As a paradigm of the signal transduction mediated by heterotrimeric G proteins coupled to GPCRs, the case of the pancreatic hormone glucagon binding to glucagon receptors exposed on the surface of hepatocytes (liver cells) serves well. When glucagon binds to the GPCR glucagon receptor, a conformational change occurs in the latter that affects its interaction with the Gα subunit of its associated heterotrimeric G protein, in turn inducing the Gα subunit to exchange its bound GDP molecule for GTP. This activation entails the dissociation of the Gα subunit from the Gβγ subunit; these dissociated parts of the heterotrimer have separate downstream signaling effects. The Gα subunit, in this case denoted Gsα, stimulates the activity of another membrane-associated protein, adenylate cyclase. This results in the intracellular production of 3′,5′-cyclic AMP (cAMP), a so-called "second messenger" that signals further downstream effects such as a protein kinase cascade that stimulates the liver to produce more glucose for export to the bloodstream by turning on within hepatocytes the activity of glycogen phosphorylase via its phosphorylation
Protein kinase A (PKA)
A kinase is an enzyme that transfers a phosphate group - usually from the γ-phosphate from ATP - to a substrate molecule. If the substrate is a protein, the enzyme is referred to as a protein kinase. Kinases are ubiquitous metabolic and regulatory enzymes, and mediate links of signal transduction pathways. A particularly important and instructive example of the latter is protein kinase A (PKA, or cAMP-dependent protein kinase, cAPK) Once specifically activated by cAMP, PKA [EC 2.7.11.11] catalyzes the phosphorylation of a variety of intracellular targets, including the bifunctional phosphofructokinase/fructose 2,6-bisphosphatase, phosphorylase kinase, glycogen synthase, hormone-sensitive lipase, and acetyl CoA carboxylase.

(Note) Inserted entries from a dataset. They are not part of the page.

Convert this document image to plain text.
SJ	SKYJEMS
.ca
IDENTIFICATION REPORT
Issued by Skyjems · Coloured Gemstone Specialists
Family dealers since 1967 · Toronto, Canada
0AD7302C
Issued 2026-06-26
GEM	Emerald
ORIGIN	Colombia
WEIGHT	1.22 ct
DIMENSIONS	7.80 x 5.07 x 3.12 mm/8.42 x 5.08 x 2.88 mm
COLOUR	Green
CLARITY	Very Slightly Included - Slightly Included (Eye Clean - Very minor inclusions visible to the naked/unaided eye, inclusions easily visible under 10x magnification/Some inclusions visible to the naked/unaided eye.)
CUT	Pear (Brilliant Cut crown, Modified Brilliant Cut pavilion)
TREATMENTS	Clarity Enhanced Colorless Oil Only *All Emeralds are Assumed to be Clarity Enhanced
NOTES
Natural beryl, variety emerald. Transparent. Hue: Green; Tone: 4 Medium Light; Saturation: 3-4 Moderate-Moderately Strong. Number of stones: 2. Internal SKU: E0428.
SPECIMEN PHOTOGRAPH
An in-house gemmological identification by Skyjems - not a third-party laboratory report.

The kinase is a heterotetramer of two catalytic and two regulatory subunits. The binding of cAMP to regulatory subunits triggers the dissociation of the complex, liberating free catalytic subunits.
C(R2)C (inactive) + 4 cAMP → 2 C (active) + (R·2 cAMP)2
The reaction the free, active catalytic subunit of PKA catalyzes is
ATP + protein = ADP + phosphoprotein
Protein kinase A is a key component of a signal transduction pathway that is mediated by cAMP. The latter is often termed a second messenger, in that it acts intracellularly to transmit an extracellular signal (such as the binding of a hormone to a cell surface receptor). A principal result of the activation of PKA, via intracellular production of cAMP, is the breakdown of glycogen in the liver and subsequent transport of glucose to the bloodstream, maintaining blood glucose levels between meals.
Right: The structure of the catalytic subunit of PKA (figure generated from PDB file 1atp using PyMOL). The main-chain fold, shown as a cyan ribbon, has a two-lobed structure with a cleft between them where substrate ATP (shown in stick form) binds. A 20-residue peptide that includes a pseudosubstrate sequence is also bound in the active site cleft (shown in yellow), forming a ternary complex. The pseudosubstrate peptide forms part of the regulatory subunit of PKA holoenzyme.